I read the Newsweek article with interest and dismay. Dismay, because teaching creative thinking is a long way from being a priority in the United States, and it's a critical issue. It's especially sad that children are losing their creativity. Young children are the most creative people on the planet - we need to look at what, in our educational system, is decreasing their creative thinking skills.
I'm an early childhood arts educator and author, and I've been thinking about these problems for a long time. My new book, "Teaching Creativity: Supporting, Valuing, and Inspiring Young Children's Creative Thinking" talks about the issue and offers many ways teachers can nurture creativity in the classroom. See it on Amazon: http://www.amazon.com/Teaching-Creativity-Supporting-Inspiring-Childrens...
and visit my website freewebs.com/teachcreativity for hundreds of ideas.

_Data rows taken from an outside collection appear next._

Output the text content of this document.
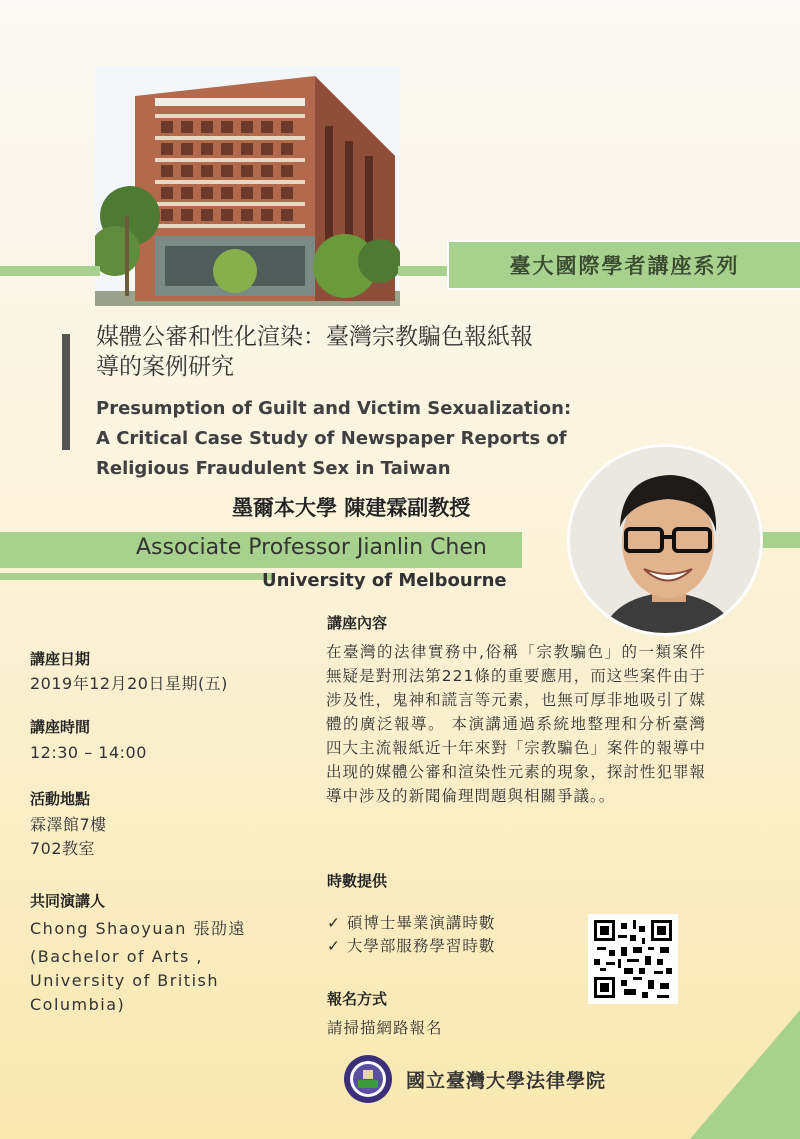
臺大國際學者講座系列
媒體公審和性化渲染：臺灣宗教騙色報紙報
導的案例研究
Presumption of Guilt and Victim Sexualization:
A Critical Case Study of Newspaper Reports of
Religious Fraudulent Sex in Taiwan
墨爾本大學 陳建霖副教授
Associate Professor Jianlin Chen
University of Melbourne
講座日期
2019年12月20日星期(五)
講座時間
12:30 – 14:00
活動地點
霖澤館7樓
702教室
共同演講人
Chong Shaoyuan 張劭遠
(Bachelor of Arts ,
University of British
Columbia)
講座內容
在臺灣的法律實務中,俗稱「宗教騙色」的一類案件無疑是對刑法第221條的重要應用，而这些案件由于涉及性，鬼神和謊言等元素，也無可厚非地吸引了媒體的廣泛報導。 本演講通過系統地整理和分析臺灣四大主流報紙近十年來對「宗教騙色」案件的報導中出现的媒體公審和渲染性元素的現象，探討性犯罪報導中涉及的新聞倫理問題與相關爭議。。
時數提供
✓ 碩博士畢業演講時數
✓ 大學部服務學習時數
報名方式
請掃描網路報名
國立臺灣大學法律學院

One last reflection. Judging

One last reflection.

Judging creative output is the place where we crush expression. And the reason we crush it is to make our lives easier as teachers. We need a uniform product to be able to make the fine distinctions required of us as educators grinding out data.

Encouraging creativity is merely allowing a wider range of expression. It's easy to do. Just stop short. Judging it is something else again.

Where I stand in high school, the majority of the student body strains toward a goal that has to be sharply defined. The funny thing is that it's students demanding definition, not me.

When I give them scope for creative output, they cringe. They cringe because "process" is missing. Process is missing because it's not part of the testing regimen. Process is not in the state standards because creative output is not directly measurable by multiple choice tests.

At this point I can only refer you to Ken Robinson's talk where he describes the famous dancer's education. It could have gone one of two ways. She could have been medicated or sent to dance school.

The range of human behaviour is phenomenal and our limited acceptance of it is cringe-worthy. It may be true that no straight thing comes out of crooked timber, but maybe that's not what we need.